From: Linus Torvalds
Subject: Re: [BUG] Bash not reacting to Ctrl-C
Date: Mon, 7 Mar 2011 09:11:28 -0800

On Mon, Mar 7, 2011 at 8:45 AM, Chet Ramey <address@hidden> wrote:
> The one thing that jumps out at me here is the number of signal-handling
> system calls.  wait_sigint_handler gets installed and removed as the
> SIGINT handler a lot.  I wonder if we would see an improvement if I
> used a global SIGINT handler that understood what to do with
> wait_sigint_received.  That's a change for down the road.

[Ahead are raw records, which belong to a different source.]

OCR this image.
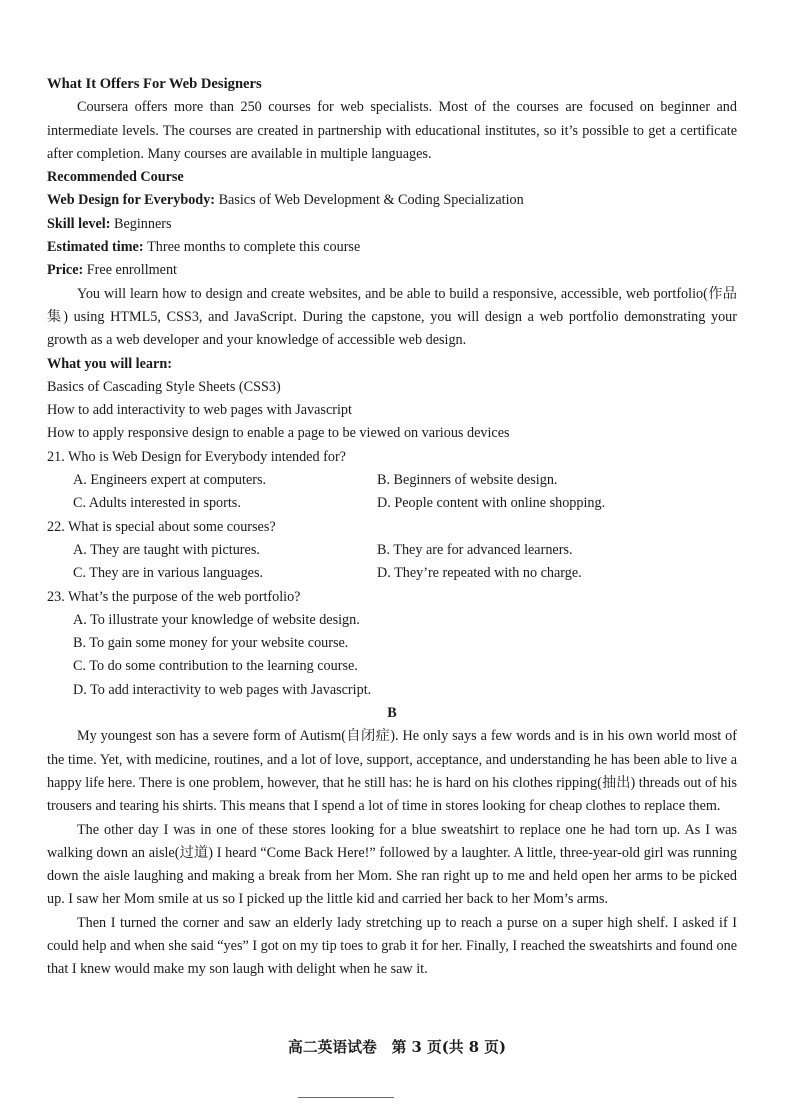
What It Offers For Web Designers

Coursera offers more than 250 courses for web specialists. Most of the courses are focused on beginner and intermediate levels. The courses are created in partnership with educational institutes, so it’s possible to get a certificate after completion. Many courses are available in multiple languages.

Recommended Course

Web Design for Everybody: Basics of Web Development & Coding Specialization

Skill level: Beginners

Estimated time: Three months to complete this course

Price: Free enrollment

You will learn how to design and create websites, and be able to build a responsive, accessible, web portfolio(作品集) using HTML5, CSS3, and JavaScript. During the capstone, you will design a web portfolio demonstrating your growth as a web developer and your knowledge of accessible web design.

What you will learn:

Basics of Cascading Style Sheets (CSS3)

How to add interactivity to web pages with Javascript

How to apply responsive design to enable a page to be viewed on various devices

21. Who is Web Design for Everybody intended for?

A. Engineers expert at computers.	B. Beginners of website design.
C. Adults interested in sports.	D. People content with online shopping.

22. What is special about some courses?

A. They are taught with pictures.	B. They are for advanced learners.
C. They are in various languages.	D. They’re repeated with no charge.

23. What’s the purpose of the web portfolio?

A. To illustrate your knowledge of website design.

B. To gain some money for your website course.

C. To do some contribution to the learning course.

D. To add interactivity to web pages with Javascript.

B

My youngest son has a severe form of Autism(自闭症). He only says a few words and is in his own world most of the time. Yet, with medicine, routines, and a lot of love, support, acceptance, and understanding he has been able to live a happy life here. There is one problem, however, that he still has: he is hard on his clothes ripping(抽出) threads out of his trousers and tearing his shirts. This means that I spend a lot of time in stores looking for cheap clothes to replace them.

The other day I was in one of these stores looking for a blue sweatshirt to replace one he had torn up. As I was walking down an aisle(过道) I heard “Come Back Here!” followed by a laughter. A little, three-year-old girl was running down the aisle laughing and making a break from her Mom. She ran right up to me and held open her arms to be picked up. I saw her Mom smile at us so I picked up the little kid and carried her back to her Mom’s arms.

Then I turned the corner and saw an elderly lady stretching up to reach a purse on a super high shelf. I asked if I could help and when she said “yes” I got on my tip toes to grab it for her. Finally, I reached the sweatshirts and found one that I knew would make my son laugh with delight when he saw it.

高二英语试卷　第 3 页(共 8 页)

Signal handling is a pain. There's a reason people hate UNIX signals.
It's damn well nearly impossible to handle signals well and without

Many server applications in particular end up basically exposing them
as synchronous events rather than as signals, and it's why we have all
the crazy "pselect()" etc extensions to various waiting system calls
to say "I want to wait for events and still be interrupted by signals,
but I want to then actually *handle* the signal synchronously". And
they often do it for efficiency reasons - exactly so that they can
avoid the cost of blocking and unblocking them all the time around
critical regions.

But even if there was some "pwait()" system call interface, I don't
think it would really help this particular problem. You might be able
to avoid a system call or two (and that would look prettier in
traces), and some things might be faster (which is why the server
people do it) and might be easier to understand (asynchronous events
are just painful as hell). But the fundamental issue is still simply
that the whole situation is ambiguous.

It really isn't possible to tell the difference between "somebody
blocked SIGINT and then returned success later _despite_ the SIGINT"
and "somebody returned successfully before SIGINT even happened".

Except for timing. The "catch EINTR" was a try at catching a timing
issue: "did we see the dead child before we saw the SIGINT". And I
think it's why it works pretty well (I really had to do quite a lot of
testing to catch the lost ^C behavior with that patch - in contrast,
with your latest patch I think I caught it on the fifth or sixth try).